The Newsom San Francisco fight: After losing a crucial ballot measure last November proposition 8 the legalization of same sex marriages in California and now running for state governor, if San Francisco Mayor Gavin Newsom loses the San Francisco 49ers it could almost certainly wash away any chances of Newsom winning election for governor.

He would be viewed by Californians up and down the state as someone as Mayor who lost some big issues in his bid for governor. More over to the point of keeping the 49ers in San Francisco the only thing now that will keep them in the City is for the 49er stadium measure to go down at the ballot box in March and the 49ers will be scrambling for another stadium site.

Candlestick Park and the Candlestick point location will not work and neither will Hunters Point Naval Ship Yard. The York's were not too keen on the toxic clean up idea at the Naval Shipyard and the cost and time and chances that the clean up would be a success and would be risky health wise.
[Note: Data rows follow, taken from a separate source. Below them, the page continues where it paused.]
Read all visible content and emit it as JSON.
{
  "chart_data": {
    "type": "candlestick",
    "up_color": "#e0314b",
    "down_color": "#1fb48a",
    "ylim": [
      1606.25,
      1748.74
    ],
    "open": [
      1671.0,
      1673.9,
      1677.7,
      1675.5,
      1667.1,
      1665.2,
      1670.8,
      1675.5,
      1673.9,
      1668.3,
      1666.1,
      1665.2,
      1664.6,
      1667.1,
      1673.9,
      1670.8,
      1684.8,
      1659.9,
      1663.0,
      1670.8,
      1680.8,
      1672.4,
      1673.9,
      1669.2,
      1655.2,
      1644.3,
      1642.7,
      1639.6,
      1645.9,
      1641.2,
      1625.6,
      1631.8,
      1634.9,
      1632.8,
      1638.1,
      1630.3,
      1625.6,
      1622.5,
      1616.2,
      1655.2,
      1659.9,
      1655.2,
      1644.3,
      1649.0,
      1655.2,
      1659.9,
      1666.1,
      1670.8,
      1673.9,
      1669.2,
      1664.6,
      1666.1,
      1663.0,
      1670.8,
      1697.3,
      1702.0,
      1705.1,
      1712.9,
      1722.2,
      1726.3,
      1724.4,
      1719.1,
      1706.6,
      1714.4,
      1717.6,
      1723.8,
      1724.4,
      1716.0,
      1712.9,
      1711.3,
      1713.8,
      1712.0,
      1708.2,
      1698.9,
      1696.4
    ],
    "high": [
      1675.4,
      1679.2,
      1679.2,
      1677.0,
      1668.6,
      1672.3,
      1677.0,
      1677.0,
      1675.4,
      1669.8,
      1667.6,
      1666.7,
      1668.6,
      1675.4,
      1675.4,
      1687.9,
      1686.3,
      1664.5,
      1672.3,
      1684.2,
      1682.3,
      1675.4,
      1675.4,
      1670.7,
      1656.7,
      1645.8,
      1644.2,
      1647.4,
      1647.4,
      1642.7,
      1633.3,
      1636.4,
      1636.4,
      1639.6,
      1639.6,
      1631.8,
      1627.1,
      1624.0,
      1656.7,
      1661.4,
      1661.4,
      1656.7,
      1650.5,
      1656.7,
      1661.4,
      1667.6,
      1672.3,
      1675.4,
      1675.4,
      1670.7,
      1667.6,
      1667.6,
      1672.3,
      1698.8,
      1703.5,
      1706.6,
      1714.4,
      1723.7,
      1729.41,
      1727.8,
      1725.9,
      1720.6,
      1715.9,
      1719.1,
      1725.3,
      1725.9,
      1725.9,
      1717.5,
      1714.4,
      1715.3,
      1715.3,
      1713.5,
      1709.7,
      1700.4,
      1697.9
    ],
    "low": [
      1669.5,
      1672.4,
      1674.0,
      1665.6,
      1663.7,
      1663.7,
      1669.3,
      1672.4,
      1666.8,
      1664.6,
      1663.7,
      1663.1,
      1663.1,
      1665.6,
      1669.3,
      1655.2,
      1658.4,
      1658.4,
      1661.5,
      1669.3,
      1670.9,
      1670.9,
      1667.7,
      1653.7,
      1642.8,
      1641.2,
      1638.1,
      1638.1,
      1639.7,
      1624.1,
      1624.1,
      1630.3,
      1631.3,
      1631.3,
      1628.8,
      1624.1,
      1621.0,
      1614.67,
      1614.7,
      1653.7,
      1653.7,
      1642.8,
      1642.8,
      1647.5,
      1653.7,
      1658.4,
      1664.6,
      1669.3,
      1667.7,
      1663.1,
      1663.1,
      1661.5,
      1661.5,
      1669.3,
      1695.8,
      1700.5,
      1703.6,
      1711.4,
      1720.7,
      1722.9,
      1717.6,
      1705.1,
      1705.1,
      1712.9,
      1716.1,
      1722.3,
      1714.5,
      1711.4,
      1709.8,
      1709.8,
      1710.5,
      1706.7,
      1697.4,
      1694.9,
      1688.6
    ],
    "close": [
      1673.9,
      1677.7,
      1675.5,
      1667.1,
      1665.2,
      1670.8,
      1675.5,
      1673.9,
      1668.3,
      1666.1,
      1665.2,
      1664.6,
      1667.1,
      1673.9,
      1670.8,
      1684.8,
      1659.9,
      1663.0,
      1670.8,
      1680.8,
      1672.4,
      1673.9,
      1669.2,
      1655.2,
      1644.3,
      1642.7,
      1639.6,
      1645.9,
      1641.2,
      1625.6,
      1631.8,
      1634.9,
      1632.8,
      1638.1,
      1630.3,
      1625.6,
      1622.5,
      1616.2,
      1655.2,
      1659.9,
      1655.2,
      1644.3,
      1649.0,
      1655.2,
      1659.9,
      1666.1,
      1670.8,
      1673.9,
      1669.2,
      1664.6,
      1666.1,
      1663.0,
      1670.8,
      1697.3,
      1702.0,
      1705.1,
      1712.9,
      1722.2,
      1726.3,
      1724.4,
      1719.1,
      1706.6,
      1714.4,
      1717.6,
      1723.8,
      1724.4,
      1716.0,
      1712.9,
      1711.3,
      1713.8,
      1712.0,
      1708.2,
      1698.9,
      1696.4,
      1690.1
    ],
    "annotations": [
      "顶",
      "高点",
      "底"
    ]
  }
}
The idea of building on an old toxic dump site just doesn't sit too well.

Also the neighborhood is noted to have statistically the highest crime rate in the City and there is no decent public transit to the park.

The Naval Yard as it stands is not a magnet to keep the 49ers in San Francisco. The only other place that the 49ers have if the Santa Clara measure loses in March is China Basin near AT&T Park. The parking lot area near AT&T Park would be the best ideal location and a stadium build near AT&T Park would be the best place to locate a new 49ers Water front Park.

This would require cooperation from the Giants to approve certain zoning and to welcome their football neighbors which would actually enhance their business that has dropped off this season. The idea to have the Giants and 49ers playing next to each other would help each others working situations.

The Santa Clara Council and Mayor Mahan look like they have it in the bag but if the Fleck campaign and Mayor Newsom, the City, and even Senator Dianne Feinstien throwing in her hat into the political ring to stop the Niners from leaving the City are working forces the Santa Clara measure moving the 49ers to Santa Clara could go down at the ballot box forcing the York's to look elsewhere.